“Powrót do tamtych dni”, którego reżyserem jest Konrad Aksinowicz, od Macieja Stuhra wymagał jednej z największych metamorfoz w dotychczasowej karierze, był wymgający także dla Weroniki Książkiewicz i reszty obsady.
To autentyczna opowieść Aksinowicza, który potraktował stworzenie omawianego filmu jako formę terapii i zamknął w ten sposób pewien bolesny rozdział w swoim życiu. Mimo tego, że coś w ten sposób kończy się w jego życiu, to z radością przyjął zaproszenie na 24. edycję Kina na Granicy.

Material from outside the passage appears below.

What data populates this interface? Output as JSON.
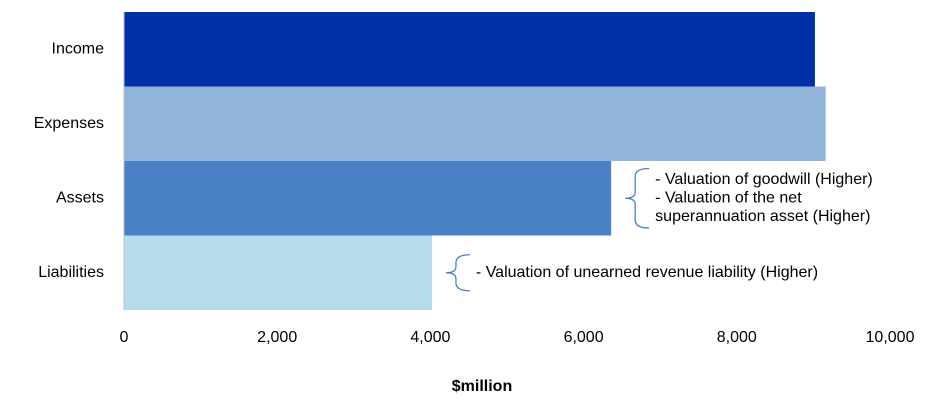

Spotkał się z widzami, dzielił się swoimi doświadczeniami, mówił o czasie realizacji filmu, a nawet żartował ze sceny. Film wywołał na sali wiele emocji, w pierwszym momencie zapadła cisza. Dopiero po czasie odezwał się pierwszy widz, pochodzący z Wrocławia, który cieszył się z faktu, że ogląda swoje rodzinne miasto na szklanym ekranie.
Kino na Granicy wywołuje różnorodne emocje, łączy miłośników filmu i pozwala na dzielenie się emocjami. Za to jego miłośnicy tak bardzo go cenią.